President Trump issued the subtlest of rebukes Thursday to his supporters who chanted “send her back” about Somali American Rep. Ilhan Omar (D-Minn.). He said he disagreed with the chant and that he tried to stop it. (He didn’t.)
And who reportedly advocated for that course-correction? You guessed it: his daughter, Ivanka Trump.
Thursday was merely the latest time the president’s daughter has been reported to have intervened to guard against her father’s worst impulses. The Wall Street Journal first reported:
On Thursday morning, Ivanka Trump, Mr. Trump’s daughter and White House adviser, expressed her displeasure to him about the “send her back” chant at his campaign rally the night before, White House officials said. A group of House Republicans, including members of leadership, also complained to Vice President Mike Pence about the chant at a breakfast meeting, White House and congressional officials said.
CBS News also reported that it had “learned President Trump took a lot of heat from his family over the racist chants at a campaign rally in North Carolina on Wednesday. He heard from first lady Melania Trump, his daughter Ivanka and Vice President Pence.” The New York Times, meanwhile, reported, “Nervous Republicans, from senior members of Congress to his own daughter Ivanka, urged President Trump on Thursday to repudiate the 'send her back’ chant."
Our Washington Post colleagues reported that Pence became a conduit for other Republicans who were disturbed by the chants. We can’t know whether it was Pence and consternation from the party, his daughter’s dismay or some other factor that tipped Trump into disavowing the chant. But a central element in these kinds of stories about Trump’s course corrections continues to be his daughter.
Other things Ivanka Trump has reportedly urged her father to do from behind the scenes? To halt a planned LGBT rights rollback, to issue a strong statement about anti-Semitism after the massacre at a Pittsburgh synagogue, to stop the family separation policy at the border and even to withdraw Brett M. Kavanaugh’s Supreme Court nomination amid accusations of decades-old sexual misconduct.
The Times’s Michael Barbaro summarized it:
This isn’t to cast doubt on the idea that these conversations actually happened. An adviser’s role is generally to advise privately. We shouldn’t expect an adviser or a president’s daughter to speak out publicly every time they disagree with the commander in chief.

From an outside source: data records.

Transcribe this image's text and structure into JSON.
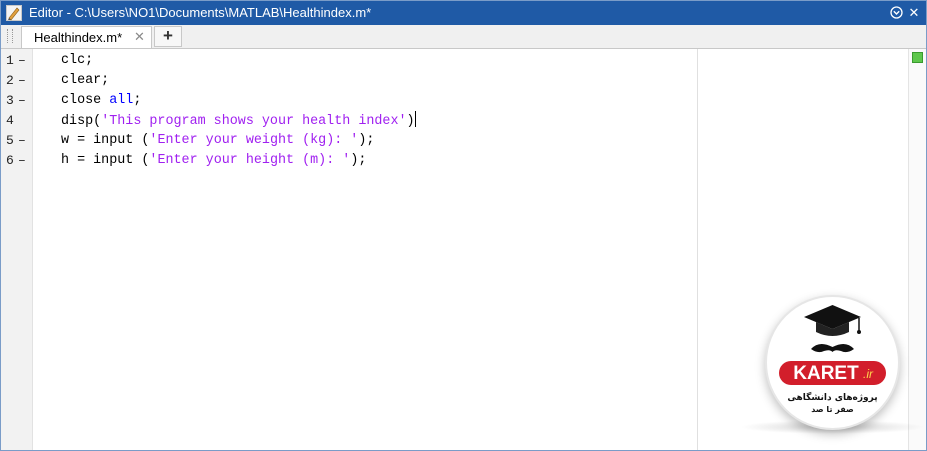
{
  "window": {
    "title": "Editor - C:\\Users\\NO1\\Documents\\MATLAB\\Healthindex.m*",
    "minimize_icon": "chevron-down-circle-icon",
    "close_icon": "close-icon",
    "close_glyph": "✕"
  },
  "tabs": {
    "items": [
      {
        "label": "Healthindex.m*",
        "close_glyph": "✕"
      }
    ],
    "add_glyph": "+"
  },
  "editor": {
    "lines": [
      {
        "number": "1",
        "marker": "–"
      },
      {
        "number": "2",
        "marker": "–"
      },
      {
        "number": "3",
        "marker": "–"
      },
      {
        "number": "4",
        "marker": ""
      },
      {
        "number": "5",
        "marker": "–"
      },
      {
        "number": "6",
        "marker": "–"
      }
    ],
    "code": {
      "l1": "clc;",
      "l2": "clear;",
      "l3_cmd": "close ",
      "l3_kw": "all",
      "l3_end": ";",
      "l4_cmd": "disp(",
      "l4_str": "'This program shows your health index'",
      "l4_end": ")",
      "l5_cmd": "w = input (",
      "l5_str": "'Enter your weight (kg): '",
      "l5_end": ");",
      "l6_cmd": "h = input (",
      "l6_str": "'Enter your height (m): '",
      "l6_end": ");"
    },
    "colors": {
      "keyword": "#0000ff",
      "string": "#a020f0"
    }
  },
  "watermark": {
    "brand": "KARET",
    "domain": ".ir",
    "tagline_1": "پروژه‌های دانشگاهی",
    "tagline_2": "صفر تا صد"
  }
}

But what is worth emphasizing is that Trump is repeatedly going too far for his own daughter — and the frequent distancing of her from what he did, even privately, is remarkable. It would be more dramatic if she were to state these things publicly, sure, but the practical impact is the same. When even she reportedly doesn’t trust him to respond appropriately to a massacre at a synagogue, that’s saying a lot. When she and others have to intervene to halt the predictable progression of a racist political attack, things are pretty badly off the rails. The veil of anonymity doesn’t change that.
What’s also going to be interesting to watch is whether the president continues to heed her reported advice. What happens when he renews his attacks on Omar at the next rally, and some supporters resurrect the “send her back” chants? Trump hasn’t exactly shown a great desire to rein in his crowds — especially when they are acting on his own unmistakable cues.
Generally speaking, we hear about it when Ivanka Trump’s advice is heeded — often after an action has already been taken. There’s no guarantee that will continue to be the case here. Trump has already downplayed the severity of the “send her back” chants, and if he had to be persuaded to say he disagreed with them, that shows you what he really thinks. That’s really the lesson of Ivanka Trump’s repeated, reported interventions.